Water – Is It Okay to Connect Two Water Heaters in a Series (so that water from one flows into the other)


Our project is to install a 50-gallon hybrid water heater. Our existing 38-gallon electric water heater is too small and we do not know how old it is. It cannot fill our very large bathtub.

The existing unit is located in a small space below a stairwell, behind our clothes dryer. There is not enough space to install a larger unit in that location. It is, however, near the garage where there is plenty of space (after a few modifications). So our idea is to install a hybrid heater there.

Instead of simply removing and replacing the existing unit, we are wondering about the feasibility of continuing to use it for additional capacity. Our thought is to connect the two heaters in a series with the old unit "downstream" from the hybrid heater.

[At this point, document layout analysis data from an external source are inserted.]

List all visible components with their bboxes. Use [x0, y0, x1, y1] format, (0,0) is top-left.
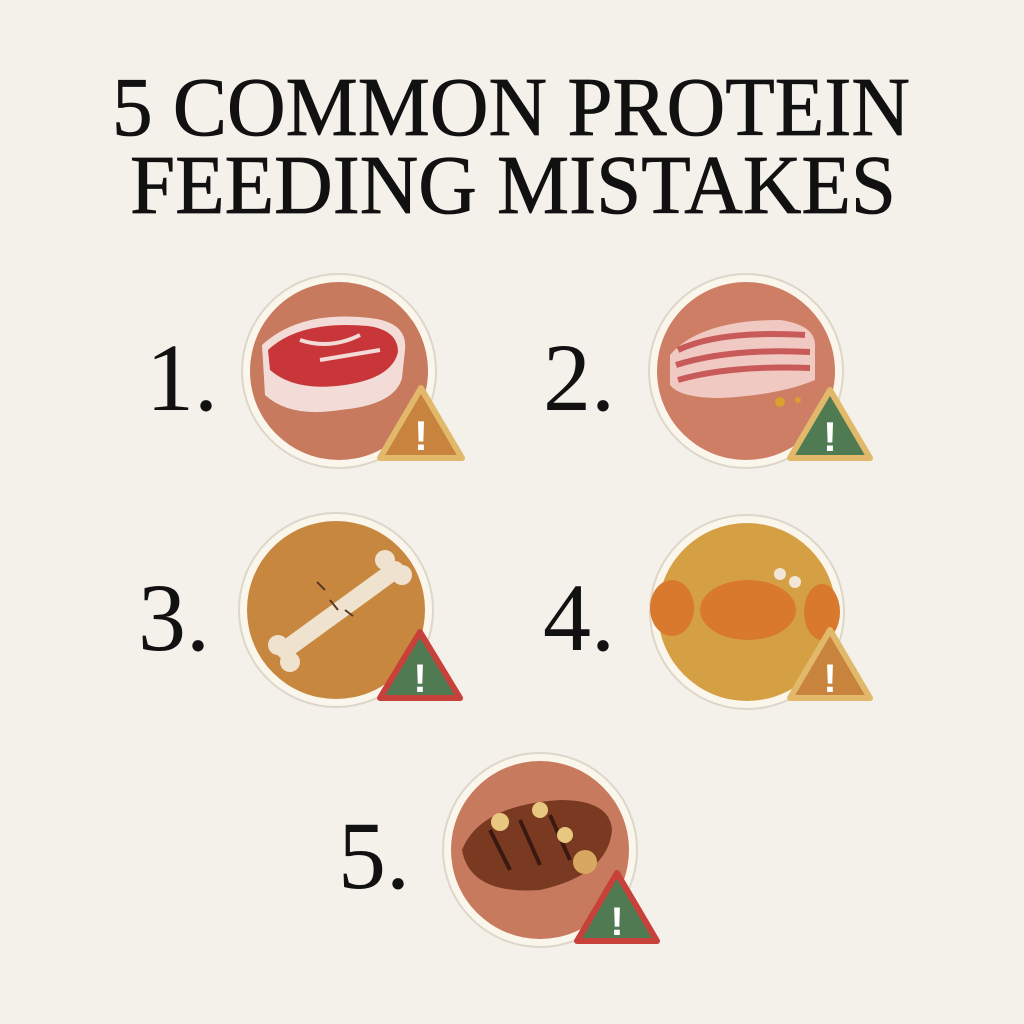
circle 4 [650, 515, 844, 709]
circle 5 [443, 753, 637, 947]
icon: warning 3: ! [413, 657, 427, 701]
icon: warning 1: ! [414, 412, 428, 459]
item 2 [543, 274, 870, 468]
item 3 [138, 513, 460, 707]
icon: warning 2: ! [823, 413, 837, 460]
circle 1 [242, 274, 436, 468]
title: 5 COMMON PROTEIN [112, 61, 910, 154]
number 3: 3. [138, 564, 210, 671]
icon: steak with onions [462, 800, 612, 890]
item 5 [338, 753, 657, 947]
icon: roast chickens [650, 568, 840, 640]
icon: warning 2 [790, 390, 870, 460]
item 4 [543, 515, 870, 709]
number 1: 1. [146, 324, 218, 431]
icon: warning 5 [577, 873, 657, 944]
icon: raw steak [262, 317, 405, 412]
number 2: 2. [543, 324, 615, 431]
circle 3 [239, 513, 433, 707]
title: FEEDING MISTAKES [130, 139, 896, 232]
number 4: 4. [543, 564, 615, 671]
title [112, 61, 910, 232]
icon: warning 5: ! [610, 900, 624, 944]
icon: warning 3 [380, 632, 460, 701]
icon: warning 1 [380, 388, 462, 459]
number 5: 5. [338, 802, 410, 909]
circle 2 [649, 274, 843, 468]
icon: broken bone [268, 550, 412, 672]
icon: warning 4 [790, 630, 870, 701]
item 1 [146, 274, 462, 468]
icon: bacon [670, 320, 815, 407]
icon: warning 4: ! [823, 657, 837, 701]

We will add the hybrid heater regardless of whether we continue to use the old unit. We do not know how old the existing heater is, so maybe it would be best to simply remove it. We are just thinking that it probably would not use much electricity keeping already hot water hot, but it would significantly increase the overall capacity. Our bathtub is so large that we are not even sure if a 50-gallon heater will be adequate.

Existing Hot Water Heater

Best Answer

Not gonna work. You’re on electric, and you can’t just spam on more water heaters. You need to have the electric service to power them.

So let’s look at your options (other than, a smaller tub).

Make sure your heater is healthy; e.g. siphon pipe is intact.

A lot of water heaters get their water supply shortened when a siphon pipe rusts out. Have that checked, and also the sacrificial anode while they are in there.

Convert all water valves; raise heater temp.

This will only work if your heater temperature is currently set relatively low to avoid scalding people.

First, every hot-water faucet in the house must have an automatic, thermostatic anti-scald valve on it.

Second, you max out the temperature setting on the water heater’s thermostat. Raising the water temp will give you “more” hot water at the temperature you desire, since it will be blending less hot and more cold water.

What about scalding? There’s another factor on the table now. It turns out that temperatures which prevent scalding (<120F) also cause very nasty bacteria to breed inside water heaters, including legionella. As such, health officials recommend just what I said above - fit all thermostatic valves, then crank your water temp to 140F.

A large-tank “heat pump” water heater

All large electric water heaters these days are required to be heat-pump technology. This makes them a lot more expensive, but they also take a lot less power - so there’ll be no trouble powering it.

The gotcha is that there’s no free lunch; the heat has to come from somewhere. The utility space the heater is in will tend to get cold. That only assists the air conditioner in the summer; but in winter you’ll need more gas heat to help it. If outdoors, in the summer you get lots of cheap heat, but in the winter it may have trouble getting enough heat to function. Consult with a competent installer (not Home Depot).

On-demand hot water

This is really the huge winner, because it’s a small unit that easily will fit almost anywhere. It will let you run unlimited hot water, so filling the tub won’t be a problem. But it’ll require one of two things:

  • Conversion to gas. This is the best plan, because it’s easy to get plenty of heat. My gas unit makes as much heat as a 150-amp electric heater would.

  • Enlarged electric service to the building, since electric on-demand heaters will pull 90A or more.